All a report is (really) is the place in which you tell the story of your study; what you did, why you did it, what you found out in the process, and so on. In doing this you are more like an ancient storyteller, whose stories were structured by widely recognized and long-established conventions, than a modern novelist who is free to dictate form as well as content. Moreover, like the storytellers of old, although our will invariably be telling your story to someone who knows quite a bit about it already, you are expected to present it as if it had never been heard before. This means that you will need to spell out the details and assume little knowledge of the area on the part of your audience.
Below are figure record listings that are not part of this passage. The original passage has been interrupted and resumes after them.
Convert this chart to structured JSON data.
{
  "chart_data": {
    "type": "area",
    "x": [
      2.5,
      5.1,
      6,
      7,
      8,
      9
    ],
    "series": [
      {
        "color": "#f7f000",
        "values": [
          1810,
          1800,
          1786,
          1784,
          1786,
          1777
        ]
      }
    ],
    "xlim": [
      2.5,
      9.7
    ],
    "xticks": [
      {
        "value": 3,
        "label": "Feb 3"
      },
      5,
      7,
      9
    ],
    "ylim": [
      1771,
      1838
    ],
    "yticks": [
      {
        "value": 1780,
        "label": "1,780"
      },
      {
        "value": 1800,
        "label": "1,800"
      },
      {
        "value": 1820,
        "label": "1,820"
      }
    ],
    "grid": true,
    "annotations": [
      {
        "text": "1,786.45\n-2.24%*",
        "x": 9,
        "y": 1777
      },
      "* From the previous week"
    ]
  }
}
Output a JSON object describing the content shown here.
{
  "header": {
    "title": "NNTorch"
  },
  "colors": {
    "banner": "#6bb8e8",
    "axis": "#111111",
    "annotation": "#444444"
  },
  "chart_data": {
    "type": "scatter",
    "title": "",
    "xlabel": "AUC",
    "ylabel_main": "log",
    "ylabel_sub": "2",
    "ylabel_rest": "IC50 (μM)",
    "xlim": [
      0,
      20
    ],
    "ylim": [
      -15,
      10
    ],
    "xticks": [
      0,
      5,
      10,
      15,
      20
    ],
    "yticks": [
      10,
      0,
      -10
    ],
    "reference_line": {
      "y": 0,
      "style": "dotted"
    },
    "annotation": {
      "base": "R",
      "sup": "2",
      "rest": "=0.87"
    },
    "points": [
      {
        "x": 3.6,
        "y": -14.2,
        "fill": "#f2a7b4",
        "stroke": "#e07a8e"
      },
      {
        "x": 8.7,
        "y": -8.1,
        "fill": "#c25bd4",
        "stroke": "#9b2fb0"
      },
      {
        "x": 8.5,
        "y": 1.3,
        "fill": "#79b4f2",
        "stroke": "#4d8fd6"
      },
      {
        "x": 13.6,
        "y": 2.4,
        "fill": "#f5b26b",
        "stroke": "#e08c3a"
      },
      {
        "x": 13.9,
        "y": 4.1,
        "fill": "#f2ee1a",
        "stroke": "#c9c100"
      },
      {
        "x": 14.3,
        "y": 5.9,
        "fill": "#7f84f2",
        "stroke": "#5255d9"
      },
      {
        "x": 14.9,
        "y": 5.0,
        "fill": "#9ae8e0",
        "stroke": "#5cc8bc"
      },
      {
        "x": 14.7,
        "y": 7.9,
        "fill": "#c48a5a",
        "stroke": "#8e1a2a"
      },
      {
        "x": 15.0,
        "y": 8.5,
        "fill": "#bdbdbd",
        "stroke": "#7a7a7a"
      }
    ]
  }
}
The nature of your story – the things that you have to talk about is revealed in Box 1.1.
1 What you did
2 Why you did it
3 How you did it
4 What you found (including details of how you analysed the data)
5 What you think it shows
Box 1.1 The information you should provide in your practical report.
Title
Abstract
Introduction
Method
Results
Discussion
References
Appendices (if any)
Box 1.2 The sections of the practical report.
Our ?rst clue as to the nature of the conventions governing the report comes with a glance at its basic structure. The report is in sections, and these sections (by and large) follow an established sequence. What this means is that, in the telling, your story needs to be cut up into chunks: different parts of the story should appear in different places in the report. The typical sequence of the sections appears in Box 1.2.